Much like a light, steady rain, when water is distributed slowly and spread consistently over the garden, the better it will be absorbed throughout. This can be done with the average garden hose sprayer attachment, but the most efficient way is with some type of irrigation, such as drip line or sprinkler systems. So, that is the slow and consistent part, and the other part of the equation is to water deeply. This means providing enough water, delivered slowly, to ensure that moisture is reaching 1 to 2 feet into the soil profile. Strong, healthy plants outdoors have nice deep and expansive root systems. Providing moisture at deeper levels will encourage the roots to grow as far as they possibly can. Outdoor soil gardens should be watered in this way about every 1 to 2 weeks, depending on the soil type and environmental conditions.
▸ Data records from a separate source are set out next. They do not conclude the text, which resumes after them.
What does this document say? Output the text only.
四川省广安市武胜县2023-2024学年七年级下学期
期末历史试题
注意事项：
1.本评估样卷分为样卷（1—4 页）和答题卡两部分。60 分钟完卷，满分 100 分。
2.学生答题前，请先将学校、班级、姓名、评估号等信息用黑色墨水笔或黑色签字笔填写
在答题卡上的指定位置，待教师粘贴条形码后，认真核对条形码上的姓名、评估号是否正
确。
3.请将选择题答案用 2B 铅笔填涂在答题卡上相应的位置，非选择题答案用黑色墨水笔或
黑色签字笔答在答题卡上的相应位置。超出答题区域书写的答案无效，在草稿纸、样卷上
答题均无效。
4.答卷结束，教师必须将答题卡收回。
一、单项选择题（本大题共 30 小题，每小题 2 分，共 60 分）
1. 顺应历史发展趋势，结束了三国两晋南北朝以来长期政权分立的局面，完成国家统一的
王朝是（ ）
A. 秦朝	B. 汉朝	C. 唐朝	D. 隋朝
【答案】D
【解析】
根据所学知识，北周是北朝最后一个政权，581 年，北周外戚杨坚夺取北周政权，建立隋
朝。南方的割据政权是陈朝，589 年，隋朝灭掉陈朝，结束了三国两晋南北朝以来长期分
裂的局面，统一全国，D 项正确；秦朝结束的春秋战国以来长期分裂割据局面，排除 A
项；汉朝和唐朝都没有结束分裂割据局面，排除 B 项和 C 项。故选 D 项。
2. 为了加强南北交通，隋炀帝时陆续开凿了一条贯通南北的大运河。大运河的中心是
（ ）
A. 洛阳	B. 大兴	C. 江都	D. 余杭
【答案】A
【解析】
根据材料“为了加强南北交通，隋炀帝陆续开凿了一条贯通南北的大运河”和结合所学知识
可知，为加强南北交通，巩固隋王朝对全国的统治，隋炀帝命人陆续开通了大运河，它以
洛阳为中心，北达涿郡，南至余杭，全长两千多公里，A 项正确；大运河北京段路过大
Regardless which of the fore mentioned growing techniques one prescribes to, there is always this common thread: do not overwater. A simple way to state it is to not allow the soil or growing medium to become waterlogged. Something that is waterlogged is highly saturated or full of water. Soils and soilless mixes have small pores throughout that act like tiny pockets of air. The small amounts of oxygen residing in these pockets are arguably the most important thing roots come into contact with. When too much water stays within the growing medium, it will fill these holes and the oxygen will become depleted. A lack of oxygen in the root zone will certainly lead to root death by suffocation or devastating attack from diseases that thrive in low oxygen environments. Roots aren’t the only things that die in such an anaerobic environment. It will also take the lives of any beneficial microorganisms that have colonized. They too thrive in an oxygen-rich atmosphere. Plants grown in mediums that remain waterlogged for prolonged periods of time are almost certainly destined for failure and loss of yields.
Water is often taken for granted in our world. Yet without it, life itself would not be possible. When a grower is supplying plants with this precious resource, it is important to do so in a cautious and efficient way. By paying close attention to a plant’s overall water requirements a grower can adequately provide enough water at the right times to ensure a healthy productive plant.